Exploration scientifique
Karubenthos Guadeloupe
En 2012, le Muséum national d’Histoire naturelle, le Parc national de la Guadeloupe et l’Université des Antilles et de la Guyane ont réalisé un grand inventaire des algues et invertébrés marins des écosystèmes côtiers de Guadeloupe, dénommé Karubenthos I. Afin de consolider leur collaboration, les mêmes acteurs ont décidé de poursuivre l’exploration de la Guadeloupe en ciblant, en 2015, les environnements profonds, jusqu’ici peu explorés et avec un fort potentiel en découvertes scientifiques, dans le cadre de campagne océanographique dénommée Karudeep ou Karubenthos II.
L’archipel guadeloupéen est aujourd’hui l’un des territoires caribéens les mieux connus en matière de biodiversité terrestre et marine. Les missions d’explorations marines « Karubenthos » menées en 2012 et 2015 par le Muséum national d’Histoire naturelle, le Parc national de la Guadeloupe et l’Université des Antilles ont permis la découverte de plus de 300 nouvelles espèces et donné lieu à plus de 300 publications scientifiques.

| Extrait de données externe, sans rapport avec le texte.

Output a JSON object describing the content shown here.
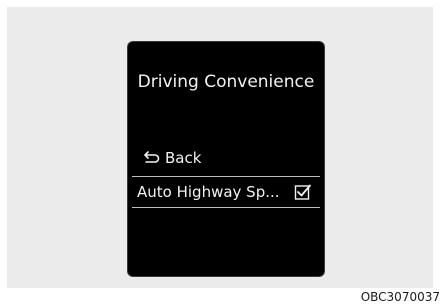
{
  "screen": {
    "title": "Driving Convenience",
    "back_label": "Back",
    "items": [
      {
        "label": "Auto Highway Sp...",
        "checked": true
      }
    ]
  },
  "caption": "OBC3070037",
  "icons": {
    "back": "back-arrow-icon",
    "check": "checkbox-checked-icon"
  },
  "colors": {
    "screen_bg": "#000000",
    "panel_bg": "#ebebeb",
    "text": "#f2f2f2",
    "divider": "#bdbdbd"
  }
}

Le projet Karubenthos 1 réalisé en 2012, et le projet Karubenthos 2 réalisé en 2015 avaient pour objectif d’inventorier les algues et invertébrés marins de Guadeloupe.
- > 25 000échantillons collectés318nouvelles espèces découvertes> 200publications scientifiques
2012 : Karubenthos 1
Réalisé en mai 2012, le projet Karubenthos 1 visait donc précisément à combler cette lacune. Il s’inscrit dans un renouveau des inventaires « de nouvelle génération », visant à alimenter les bases de données internationales – d’échantillons, d’images et de séquences moléculaires en réalisant un grand inventaire des algues et invertébrés marins des écosystèmes côtiers de Guadeloupe.
Trente ans après la création de l’Université Antilles-Guyane et vingt ans après celle du Parc National de la Guadeloupe, de nombreux compartiments de la biodiversité de la Guadeloupe restent encore méconnus. Si les compartiments les plus emblématiques (poissons, coraux) des écosystèmes marins de la Guadeloupe sont aujourd'hui bien inventoriés, il n'en va pas de même pour les compartiments du petit macrobenthos. Mollusques, crustacés, échinodermes et algues restent en effet l’une des boîtes noires dans l’inventaire de notre patrimoine naturel, alors même qu'ils sont les plus riches en espèces.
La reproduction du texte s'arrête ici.